On Thursday the A2 Milk Company Ltd (ASX: A2M) share price was one of the best performers on the market with a gain of almost 6%.
The infant formula and dairy company's shares surged higher after the Chinese government revealed that tough new e-commerce laws would not be introduce in January. Instead, the China State Council decided to refine its existing policies.
This was a big win for the likes of a2 Milk Company, Bellamy's Australia Ltd (ASX: BAL), and Blackmores Limited (ASX: BKL), as there had been concerns that strict new rules would have had a negative impact on certain sales channels.
Is it too late to buy a2 Milk Company's shares?
I don't believe it is.
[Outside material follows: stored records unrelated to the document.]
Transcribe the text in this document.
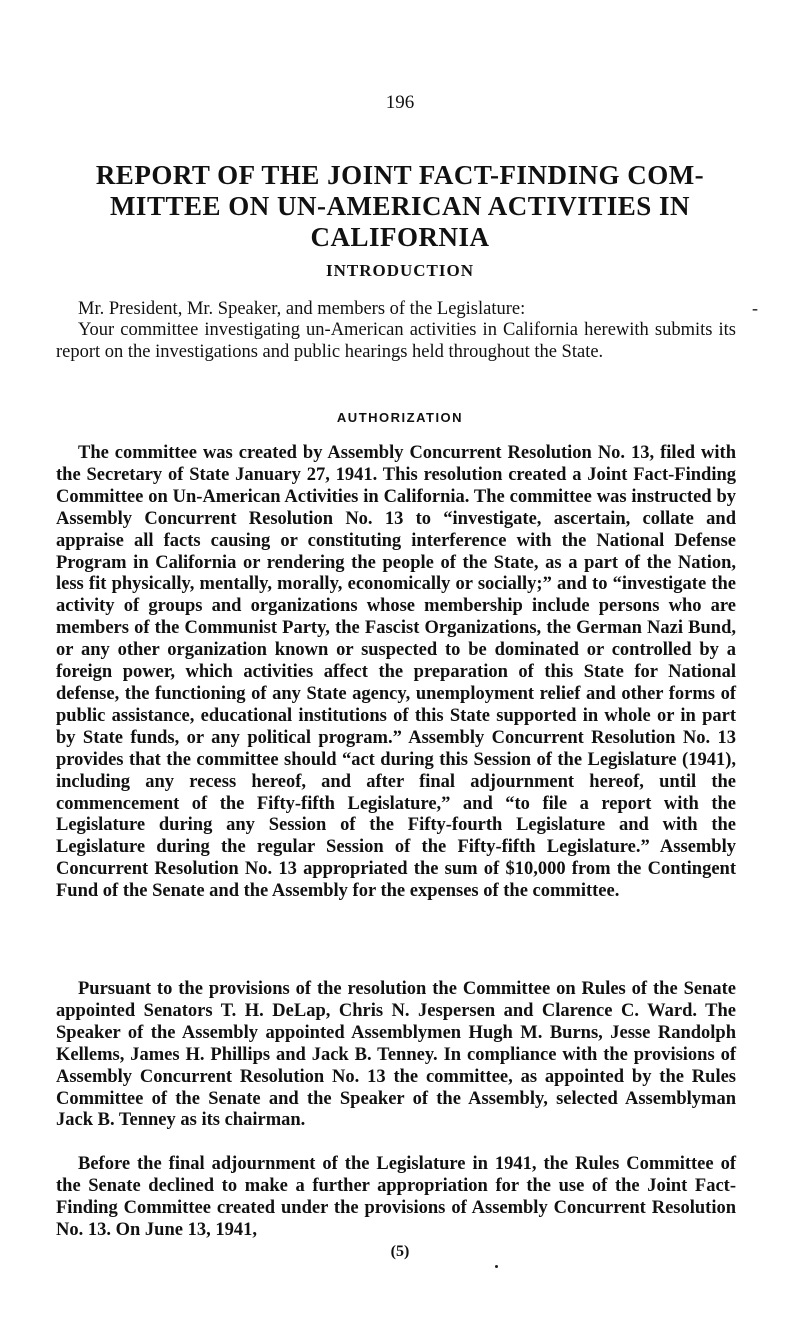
196
REPORT OF THE JOINT FACT-FINDING COM-MITTEE ON UN-AMERICAN ACTIVITIES IN CALIFORNIA
INTRODUCTION
Mr. President, Mr. Speaker, and members of the Legislature:	-

Your committee investigating un-American activities in California herewith submits its report on the investigations and public hearings held throughout the State.

AUTHORIZATION

The committee was created by Assembly Concurrent Resolution No. 13, filed with the Secretary of State January 27, 1941. This resolution created a Joint Fact-Finding Committee on Un-American Activities in California. The committee was instructed by Assembly Concurrent Resolution No. 13 to “investigate, ascertain, collate and appraise all facts causing or constituting interference with the National Defense Program in California or rendering the people of the State, as a part of the Nation, less fit physically, mentally, morally, economically or socially;” and to “investigate the activity of groups and organizations whose membership include persons who are members of the Communist Party, the Fascist Organizations, the German Nazi Bund, or any other organization known or suspected to be dominated or controlled by a foreign power, which activities affect the preparation of this State for National defense, the functioning of any State agency, unemployment relief and other forms of public assistance, educational institutions of this State supported in whole or in part by State funds, or any political program.” Assembly Concurrent Resolution No. 13 provides that the committee should “act during this Session of the Legislature (1941), including any recess hereof, and after final adjournment hereof, until the commencement of the Fifty-fifth Legislature,” and “to file a report with the Legislature during any Session of the Fifty-fourth Legislature and with the Legislature during the regular Session of the Fifty-fifth Legislature.” Assembly Concurrent Resolution No. 13 appropriated the sum of $10,000 from the Contingent Fund of the Senate and the Assembly for the expenses of the committee.

Pursuant to the provisions of the resolution the Committee on Rules of the Senate appointed Senators T. H. DeLap, Chris N. Jespersen and Clarence C. Ward. The Speaker of the Assembly appointed Assemblymen Hugh M. Burns, Jesse Randolph Kellems, James H. Phillips and Jack B. Tenney. In compliance with the provisions of Assembly Concurrent Resolution No. 13 the committee, as appointed by the Rules Committee of the Senate and the Speaker of the Assembly, selected Assemblyman Jack B. Tenney as its chairman.

Before the final adjournment of the Legislature in 1941, the Rules Committee of the Senate declined to make a further appropriation for the use of the Joint Fact-Finding Committee created under the provisions of Assembly Concurrent Resolution No. 13. On June 13, 1941,

(5)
At a touch under 30x estimated forward earnings, I think a2 Milk Company's shares are trading at a fair price for investors that are prepared to hold onto them for the long-term.
Especially given its recent update which was stronger than many expected. For the first four months of FY 2019 the company has seen revenue increase 40.5% to NZ$368.4 million and net profit after tax rise 64.5% to NZ$86 million.
I'm not alone in thinking that a2 Milk Company's shares are in the buy zone.
A note out of Credit Suisse reveals that its analysts have upgraded the fast-growing company's shares to an outperform rating with a NZ$12.25 (A$11.50) price target. This price target implies potential upside of over 16% based on its last close price.
According to the note, the broker was pleased with a2 Milk Company's strong start to FY 2019. It was particularly impressed with its increasing market share in the ANZ region and the continued progress being made by its infant formula segment in the China market.
In addition to this, the broker sees the pullback in its share price since August as a buying opportunity.
I completely agree with this view and see a2 Milk Company as a great option along with Bellamy's, which has also been dragged notably lower over the last two to three months.